C'était donc fini. Shalie ne le recroiserait probablement jamais. C'était un adieu sans parole, un adieu dont elle se serait bien passé, un adieu qu'elle détestait ... Les mots pouvaient avoir un impact, mais les regards aussi hors la jeune femme n'avait pu échanger ni l'un ni l'autre avec Aaron. De toutes les manières ça n'aurait servit à rien. Il était apparemment destiné à une autre voie et même si cela ne lui plaisait pas, elle allait devoir faire avec.

- Bon, le mieux pour penser à autre chose est de se concentrer. J’entends un grondement, cela veut dire qu’il y a une rivière et une cascade pas loin…

Oh non ... Encore une baignade forcée au programme ... Durant une fraction de seconde elle songea à faire demi tour afin de rejoindre son ancien camarade juste pour pouvoir échapper à l'eau. Shalie devait pourtant se faire violence et affronter ses craintes. C'était en s'entraînant et en s'habituant le plus possible au contact de l'eau sur son corps que cela irait mieux Certes cet élément ne lui procurerait jamais autant de plaisir que l'air du vent, mais ça serait toujours mieux que rien.

Se passant une main dans les cheveux vérifiant au passage que sa tresse était assez serrée avant de suivre son maître qui avançait de son pas aérien.
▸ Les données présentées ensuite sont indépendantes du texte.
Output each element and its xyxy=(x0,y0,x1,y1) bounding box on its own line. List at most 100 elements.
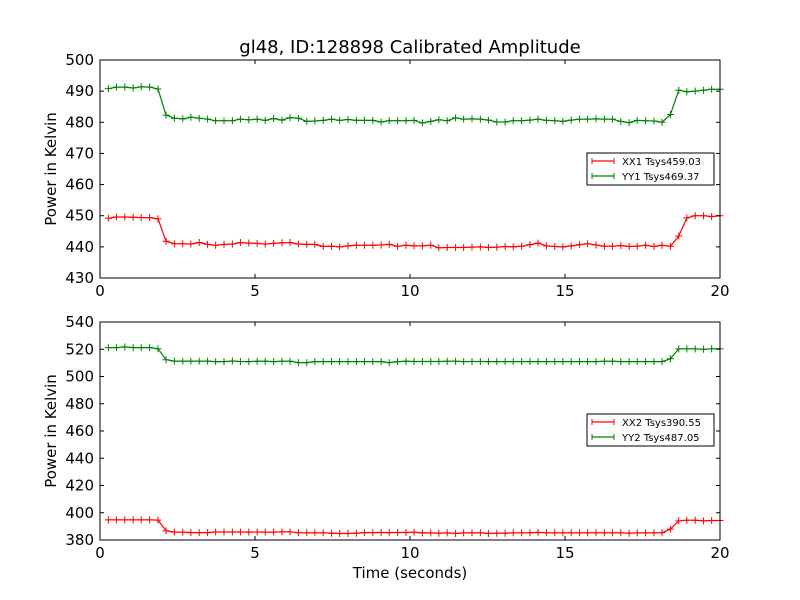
data-point xyxy=(542,116,550,124)
data-point xyxy=(179,115,187,123)
data-point xyxy=(509,529,517,537)
data-point xyxy=(625,119,633,127)
data-point xyxy=(493,243,501,251)
x-tick-label: 20 xyxy=(710,282,729,300)
data-point xyxy=(542,242,550,250)
data-point xyxy=(584,240,592,248)
data-point xyxy=(501,529,509,537)
data-point xyxy=(559,358,567,366)
data-point xyxy=(468,115,476,123)
data-point xyxy=(600,115,608,123)
data-point xyxy=(683,516,691,524)
data-point xyxy=(204,529,212,537)
data-point xyxy=(675,345,683,353)
data-point xyxy=(443,357,451,365)
x-tick-label: 10 xyxy=(400,544,419,562)
y-tick-label: 490 xyxy=(65,82,94,100)
data-point xyxy=(270,528,278,536)
data-point xyxy=(146,516,154,524)
legend-label: YY2 Tsys487.05 xyxy=(621,433,700,444)
data-point xyxy=(608,115,616,123)
data-point xyxy=(236,528,244,536)
data-point xyxy=(526,358,534,366)
data-point xyxy=(484,358,492,366)
data-point xyxy=(121,83,129,91)
data-point xyxy=(592,529,600,537)
data-point xyxy=(204,357,212,365)
data-point xyxy=(294,359,302,367)
data-point xyxy=(691,345,699,353)
data-point xyxy=(204,240,212,248)
data-point xyxy=(212,358,220,366)
data-point xyxy=(418,242,426,250)
data-point xyxy=(195,357,203,365)
data-point xyxy=(484,243,492,251)
data-point xyxy=(236,115,244,123)
data-point xyxy=(336,529,344,537)
data-point xyxy=(509,243,517,251)
data-point xyxy=(137,83,145,91)
data-point xyxy=(212,241,220,249)
data-point xyxy=(402,357,410,365)
data-point xyxy=(427,529,435,537)
data-point xyxy=(708,517,716,525)
data-point xyxy=(625,529,633,537)
data-point xyxy=(319,529,327,537)
data-point xyxy=(427,358,435,366)
data-point xyxy=(154,215,162,223)
data-point xyxy=(328,242,336,250)
data-point xyxy=(410,358,418,366)
data-point xyxy=(112,213,120,221)
legend: XX1 Tsys459.03 YY1 Tsys469.37 xyxy=(586,152,715,186)
data-point xyxy=(650,358,658,366)
x-tick-label: 0 xyxy=(95,544,105,562)
data-point xyxy=(642,529,650,537)
data-point xyxy=(112,344,120,352)
data-point xyxy=(261,528,269,536)
data-point xyxy=(452,114,460,122)
data-point xyxy=(170,528,178,536)
data-point xyxy=(501,358,509,366)
data-point xyxy=(278,528,286,536)
data-point xyxy=(336,116,344,124)
data-point xyxy=(592,241,600,249)
legend-label: YY1 Tsys469.37 xyxy=(621,172,700,183)
data-point xyxy=(567,116,575,124)
data-point xyxy=(625,243,633,251)
data-point xyxy=(228,117,236,125)
data-point xyxy=(658,358,666,366)
data-point xyxy=(270,239,278,247)
data-point xyxy=(154,85,162,93)
data-point xyxy=(137,344,145,352)
data-point xyxy=(617,117,625,125)
data-point xyxy=(410,528,418,536)
data-point xyxy=(427,241,435,249)
data-point xyxy=(600,242,608,250)
y-axis-label: Power in Kelvin xyxy=(42,374,60,488)
data-point xyxy=(526,529,534,537)
data-point xyxy=(187,529,195,537)
data-point xyxy=(220,240,228,248)
data-point xyxy=(360,241,368,249)
data-point xyxy=(344,115,352,123)
data-point xyxy=(377,118,385,126)
data-point xyxy=(534,528,542,536)
y-tick-label: 480 xyxy=(65,395,94,413)
data-point xyxy=(642,117,650,125)
data-point xyxy=(112,83,120,91)
data-point xyxy=(484,116,492,124)
data-point xyxy=(493,118,501,126)
y-tick-label: 520 xyxy=(65,340,94,358)
data-point xyxy=(460,358,468,366)
data-point xyxy=(576,241,584,249)
data-point xyxy=(452,243,460,251)
data-point xyxy=(460,529,468,537)
data-point xyxy=(394,117,402,125)
data-point xyxy=(633,358,641,366)
x-tick-label: 15 xyxy=(555,282,574,300)
data-point xyxy=(179,357,187,365)
data-point xyxy=(675,232,683,240)
legend-box xyxy=(586,152,715,186)
data-point xyxy=(137,214,145,222)
data-point xyxy=(236,358,244,366)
Shalie espérait qu'un jour elle arriverait aussi à marcher aussi bien qu'elle, il était impossible de la sentir approcher pour une personne non entraîné ! Poussant un petit soupir, elle se concentra afin de ne pas glisser sur les cailloux alors qu'un vrombissement se faisait entendre de plus en plus fort.

Une cascade. Elles étaient proches d'une cascade. Youpii. Intérieurement elle espérait qu'elles n'allaient pas devoir la traverser sinon elle ne serait pas dans la mouise surtout que l'eau semblait être déchaînée à cet endroit. Perdue dans la contemplation de l'eau, Shalie ne se rendit compte que le prochain exercice avait été mit en route lorsque Pia la dépassa sans rien sur elle.
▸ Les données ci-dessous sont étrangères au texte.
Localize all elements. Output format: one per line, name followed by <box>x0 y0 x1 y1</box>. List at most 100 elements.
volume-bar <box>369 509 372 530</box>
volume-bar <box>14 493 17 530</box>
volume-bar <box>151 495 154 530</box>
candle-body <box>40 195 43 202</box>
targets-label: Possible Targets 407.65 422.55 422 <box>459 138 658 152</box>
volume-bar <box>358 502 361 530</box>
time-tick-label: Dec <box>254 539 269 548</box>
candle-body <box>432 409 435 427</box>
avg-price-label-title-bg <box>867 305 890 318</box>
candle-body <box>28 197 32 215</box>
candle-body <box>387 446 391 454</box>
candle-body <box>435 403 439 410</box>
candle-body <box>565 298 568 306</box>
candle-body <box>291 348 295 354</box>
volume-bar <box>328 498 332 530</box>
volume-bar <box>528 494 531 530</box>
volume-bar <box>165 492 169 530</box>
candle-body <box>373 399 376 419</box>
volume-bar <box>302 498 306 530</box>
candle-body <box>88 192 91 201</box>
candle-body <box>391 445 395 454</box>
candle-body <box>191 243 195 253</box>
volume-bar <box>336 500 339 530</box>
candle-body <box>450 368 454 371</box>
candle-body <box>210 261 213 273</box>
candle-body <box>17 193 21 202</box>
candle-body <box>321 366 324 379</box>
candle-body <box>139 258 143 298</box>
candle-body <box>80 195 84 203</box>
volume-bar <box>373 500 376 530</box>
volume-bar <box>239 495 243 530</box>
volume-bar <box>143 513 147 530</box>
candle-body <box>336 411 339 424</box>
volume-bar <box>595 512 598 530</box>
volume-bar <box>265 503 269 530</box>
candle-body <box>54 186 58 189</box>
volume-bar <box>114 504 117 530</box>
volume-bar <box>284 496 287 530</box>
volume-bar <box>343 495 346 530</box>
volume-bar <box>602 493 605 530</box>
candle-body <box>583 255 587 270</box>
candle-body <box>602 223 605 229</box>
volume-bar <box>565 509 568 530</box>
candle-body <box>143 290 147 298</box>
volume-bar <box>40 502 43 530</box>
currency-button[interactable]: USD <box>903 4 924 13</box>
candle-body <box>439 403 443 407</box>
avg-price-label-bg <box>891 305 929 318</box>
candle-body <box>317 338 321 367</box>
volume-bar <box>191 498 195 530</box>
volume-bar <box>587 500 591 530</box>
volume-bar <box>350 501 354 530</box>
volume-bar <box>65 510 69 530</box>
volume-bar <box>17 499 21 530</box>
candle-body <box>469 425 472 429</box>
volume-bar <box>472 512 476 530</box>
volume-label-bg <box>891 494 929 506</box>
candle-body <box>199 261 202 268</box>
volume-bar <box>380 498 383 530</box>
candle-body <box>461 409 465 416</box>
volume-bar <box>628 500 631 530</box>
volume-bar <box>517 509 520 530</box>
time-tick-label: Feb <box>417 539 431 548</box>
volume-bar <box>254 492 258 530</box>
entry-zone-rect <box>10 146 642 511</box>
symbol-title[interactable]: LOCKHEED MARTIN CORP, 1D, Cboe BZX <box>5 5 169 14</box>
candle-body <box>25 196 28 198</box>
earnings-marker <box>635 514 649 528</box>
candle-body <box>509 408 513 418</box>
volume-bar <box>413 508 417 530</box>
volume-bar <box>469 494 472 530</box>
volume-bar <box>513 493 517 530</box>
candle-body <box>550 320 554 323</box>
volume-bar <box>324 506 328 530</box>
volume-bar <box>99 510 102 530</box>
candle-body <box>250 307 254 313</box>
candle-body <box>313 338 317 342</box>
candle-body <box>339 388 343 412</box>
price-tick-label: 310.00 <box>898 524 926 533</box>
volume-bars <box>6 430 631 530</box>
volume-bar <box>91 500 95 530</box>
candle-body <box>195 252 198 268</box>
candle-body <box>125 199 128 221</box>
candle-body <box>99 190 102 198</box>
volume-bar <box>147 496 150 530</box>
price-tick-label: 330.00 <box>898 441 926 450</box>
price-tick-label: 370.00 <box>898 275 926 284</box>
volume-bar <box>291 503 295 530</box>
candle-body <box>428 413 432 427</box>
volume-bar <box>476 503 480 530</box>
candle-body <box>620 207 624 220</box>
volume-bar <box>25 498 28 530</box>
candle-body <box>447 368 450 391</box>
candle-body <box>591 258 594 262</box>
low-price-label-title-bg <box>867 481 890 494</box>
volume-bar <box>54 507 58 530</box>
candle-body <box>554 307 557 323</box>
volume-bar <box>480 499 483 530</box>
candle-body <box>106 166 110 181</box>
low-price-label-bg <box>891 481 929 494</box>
La marchombre avait autour de sa taille une corde dont l'extrémité se trouvait de l'autre côté, planté grâce à une de ses flèches. N'ayant pas tout suivi, Shalie fronça les sourcils alors que Pia entrait dans l'eau comme si de rien n'était. Faisait un pas en avant elle s'attendait à ce que la jeune femme ne se fasse entraîner par le courant, mais ça ne fut pas le cas. Au contraire même. Pia était bien campée sur ses deux jambes et semblait être à l'aise comme si les litres d'eau ne tentaient pas de la faire se noyer ...

Un petit sourire étira les lèvres de Pia, qui tira son arc, accrocha une corde à une flèche, et tira cette dernière dans un tronc d'arbre de l'autre côté de la rivière, à fleur de la surface. Puis, elle se déshabilla, et entra dans l'eau.

Etant la plus petite de toutes, elle aurait dû avoir du mal ; et surtout elle avait à peine pieds. Pourtant, l'onde et les remous, puissants et violents, semblaient passer à travers son corps, qui se jouait des facéties de l'eau. Elle avait de l'eau jusque sous les aisselles, ce qui faisait que les apprenties en auraient globalement jusque sous les côtes, à peine. Parfois, elle se prenait d'une impulsions, plongeait sous la surface, pour remonter, sans jamais donner l'impression que c'était difficile. Se tournant vers ses apprenties elle prit alors la parole.

- Vous avez vu la force du vent, la force de la pierre, maintenant voici celle de l’eau. Une force, comme les autres, qu’il faut savoir reconnaître, comprendre, pour s’immerger en elle et les utiliser à bon escient. La nature nous apprend la vie, à nous de savoir accueillir son enseignement. Être plus liquide que l’eau, immobile ou mobile, devenir jaillissement ou statique… Venez jouer avec l’eau taquine !

Elle était sérieuse là ? Elles allaient devoir faire comme elle ?! Pendant une longue minute le regard de Shalie resta fixé sur les remous de l'eau qui ne lui inspirait absolument pas confiance avant d'expirer fortement. Elle ne le sentait vraiment pas, l'eau avait l'air glacé et prête à l'avaler pour la noyer. Se mordillant les lèvres, elle tenta de se calmer empêchant de la panique de l'envahir. Inspirant et expirant de nouveau elle vit alors Eole exécutée l'exercice la première, suivit ensuite d'Ange.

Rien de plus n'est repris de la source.